Hoe dieper we de tuin ingaan, hoe wilder hij wordt. De twee voornaamste zones worden van elkaar gescheiden door een hekwerk van stokken in kastanje die aan elkaar gebonden zijn met ijzerdraad. “Het was de bedoeling verscheidene tuintjes met snijbloemen aan te leggen, grote vierkanten, verspreid in een boomgaard. Die wilde ik dan omringen met een overvloed aan wilde planten.” Er zijn bijvoorbeeld massa’s gele teunisbloem (of nachtbloem), gekozen voor de geur. Voor echte snijbloemen bedacht Paelinck romantische boeketten met natuurlijke allures. Dat kunnen evengoed kleine boeketjes zijn met roosjes dicht tegen elkaar als weelderige boeketten met bloemen en bladeren op lange stelen. Ze plantte dus door elkaar Delphinium, Helianthus, Nepeta, Hosta en margrieten, “die wekenlang houden”.

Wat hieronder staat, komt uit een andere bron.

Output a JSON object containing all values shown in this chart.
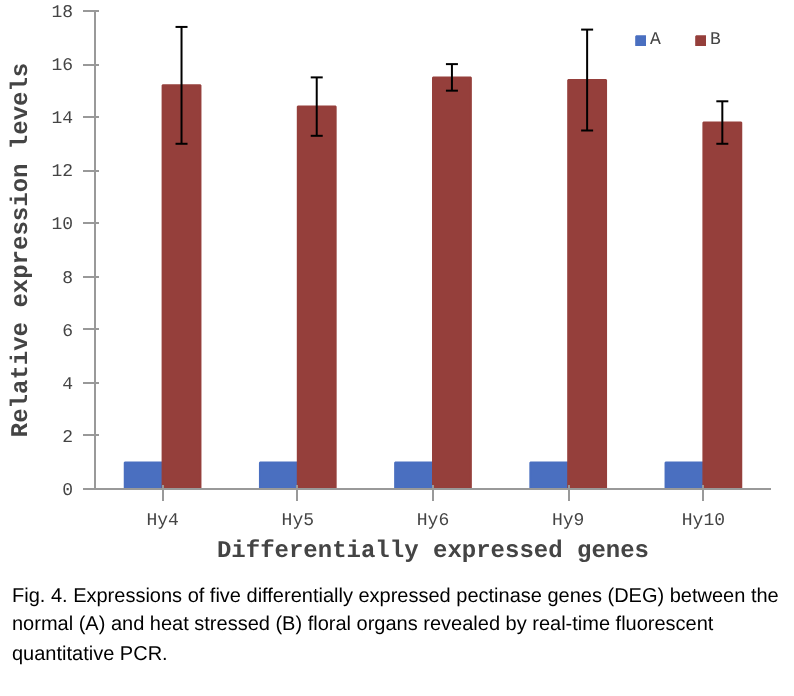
{
  "chart_data": {
    "type": "bar",
    "categories": [
      "Hy4",
      "Hy5",
      "Hy6",
      "Hy9",
      "Hy10"
    ],
    "xlabel": "Differentially expressed genes",
    "ylabel": "Relative expression levels",
    "ylim": [
      0,
      18
    ],
    "yticks": [
      0,
      2,
      4,
      6,
      8,
      10,
      12,
      14,
      16,
      18
    ],
    "series": [
      {
        "name": "A",
        "color": "#4a6fc0",
        "values": [
          1,
          1,
          1,
          1,
          1
        ]
      },
      {
        "name": "B",
        "color": "#953f3b",
        "values": [
          15.2,
          14.4,
          15.5,
          15.4,
          13.8
        ],
        "errors": [
          2.2,
          1.1,
          0.5,
          1.9,
          0.8
        ]
      }
    ],
    "legend": "top right",
    "grid": false,
    "annotations": [
      "Fig. 4. Expressions of five differentially expressed pectinase genes (DEG) between the normal (A) and heat stressed (B) floral organs revealed by real-time fluorescent quantitative PCR."
    ]
  }
}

Overal waar je kijkt in deze tuin, ben je verbaasd over de manier waarop spontane planten hier bestaansrecht krijgen, zoals de klaprozen te midden van een massa margrieten. “En ook de viooltjes die hier tussen de tegels groeien, ga ik vooral niet uitroeien. Bloemen worden hier beschouwd als penseeltrekjes op een schilderij.”

Tekst en foto’s Jean-Pierre Gabriel

De eigenares en de tuinarchitecte zijn duidelijk verwante geesten. “We hebben dezelfde interesse voor astronomie, we zijn gevoelig voor de volle maan en de manier waarop zij in het donker de dingen verlicht.”